The Wilmington University Wildcats, also referred to as the WilmU Wildcats, are the athletic teams that represent Wilmington University, located in New Castle, Delaware, in NCAA Division II intercollegiate sports. Most of the university's athletics facilities are at the Wilmington University Athletics Complex in Newark, rather than on its main campus in New Castle.

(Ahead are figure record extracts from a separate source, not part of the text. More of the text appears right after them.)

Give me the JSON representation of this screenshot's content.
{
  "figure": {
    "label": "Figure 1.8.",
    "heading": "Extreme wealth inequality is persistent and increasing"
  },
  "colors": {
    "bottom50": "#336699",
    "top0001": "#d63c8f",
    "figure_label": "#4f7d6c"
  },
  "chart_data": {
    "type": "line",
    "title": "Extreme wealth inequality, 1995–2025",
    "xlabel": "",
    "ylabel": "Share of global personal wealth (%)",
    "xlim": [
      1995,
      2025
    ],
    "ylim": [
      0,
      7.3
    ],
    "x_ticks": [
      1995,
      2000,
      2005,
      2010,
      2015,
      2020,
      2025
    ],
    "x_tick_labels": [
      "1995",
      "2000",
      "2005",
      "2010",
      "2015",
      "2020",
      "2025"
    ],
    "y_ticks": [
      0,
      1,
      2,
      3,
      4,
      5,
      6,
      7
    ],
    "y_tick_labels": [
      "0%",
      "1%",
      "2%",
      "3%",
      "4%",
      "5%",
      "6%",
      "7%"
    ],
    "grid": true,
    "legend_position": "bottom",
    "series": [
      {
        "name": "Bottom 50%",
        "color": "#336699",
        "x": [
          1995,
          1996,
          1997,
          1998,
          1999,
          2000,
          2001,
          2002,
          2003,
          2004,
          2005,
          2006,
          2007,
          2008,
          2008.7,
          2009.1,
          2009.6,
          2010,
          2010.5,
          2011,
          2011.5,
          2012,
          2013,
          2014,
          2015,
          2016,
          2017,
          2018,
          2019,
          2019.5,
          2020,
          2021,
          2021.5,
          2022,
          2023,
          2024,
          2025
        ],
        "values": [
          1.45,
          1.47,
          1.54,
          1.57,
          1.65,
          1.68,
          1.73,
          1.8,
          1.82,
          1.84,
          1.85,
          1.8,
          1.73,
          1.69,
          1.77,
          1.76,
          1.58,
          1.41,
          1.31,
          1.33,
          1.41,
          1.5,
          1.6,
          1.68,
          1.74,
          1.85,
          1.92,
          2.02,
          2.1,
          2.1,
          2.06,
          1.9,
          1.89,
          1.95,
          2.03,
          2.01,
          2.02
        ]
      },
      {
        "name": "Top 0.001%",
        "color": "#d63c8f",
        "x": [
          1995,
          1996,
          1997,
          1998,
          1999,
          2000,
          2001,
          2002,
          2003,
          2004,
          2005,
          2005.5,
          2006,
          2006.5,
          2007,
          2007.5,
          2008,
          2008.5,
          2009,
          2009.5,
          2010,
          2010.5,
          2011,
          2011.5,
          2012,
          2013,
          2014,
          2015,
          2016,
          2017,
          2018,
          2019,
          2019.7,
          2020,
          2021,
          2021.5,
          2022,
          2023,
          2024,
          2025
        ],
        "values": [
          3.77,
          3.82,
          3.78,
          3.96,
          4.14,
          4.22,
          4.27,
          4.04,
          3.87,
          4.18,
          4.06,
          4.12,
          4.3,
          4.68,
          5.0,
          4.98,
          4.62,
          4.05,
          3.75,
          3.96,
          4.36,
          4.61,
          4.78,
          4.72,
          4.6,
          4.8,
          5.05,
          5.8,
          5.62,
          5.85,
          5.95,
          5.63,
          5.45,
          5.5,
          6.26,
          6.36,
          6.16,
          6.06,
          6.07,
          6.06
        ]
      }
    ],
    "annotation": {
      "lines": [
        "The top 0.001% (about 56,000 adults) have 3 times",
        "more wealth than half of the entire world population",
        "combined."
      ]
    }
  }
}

The Wildcats are full members of the Central Atlantic Collegiate Conference, which is home to 16 of its 17 athletic programs. The women's bowling team competes in East Coast Conference. Wilmington has been a member of the CACC since 1999.

==History==
===Wildcats mascot===

The university's present mascot was unveiled in 2009. Following the announcement of the school's new mascot, the university involved students and faculty in a popular poll to suggest and choose a name for this new addition to Wilmington University's athletic presence. In late 2009, it was announced that the name "Wiley D. Wildcat," suggested by one of the students of Wilmington University, had won the poll and would become the mascot's official name. In addition to the mascot's presence at most NCAA Division II athletic events, the Wildcat mascot has become an instrumental part of the university's national-champion cheerleading team.

==Varsity teams==
===List of teams===

Men's sports (7)
- Baseball
- Basketball
- Cross Country
- Golf
- Lacrosse
- Soccer
- Track and field

Women's sports (10)
- Basketball
- Bowling
- Cheerleading
- Cross country
- Lacrosse
- Soccer
- Softball
- Tennis
- Track and field
- Volleyball

==Individual teams==
===Baseball===
The university's men's baseball team was named NCAA Division II East Regional champions in 2015 after a historic season.

===Cheerleading===
In addition to its NCAA Division II men's and women's athletic teams, Wilmington University is also home to a successful, co-ed cheerleading team. The university's cheerleading team was named the Universal Cheerleading Association's national champions for five consecutive years between 2012 and 2017.

===Golf===
Additionally, the men's golf team earned an NCAA Division II Atlantic/East Super Regional title in both 2012 and 2015.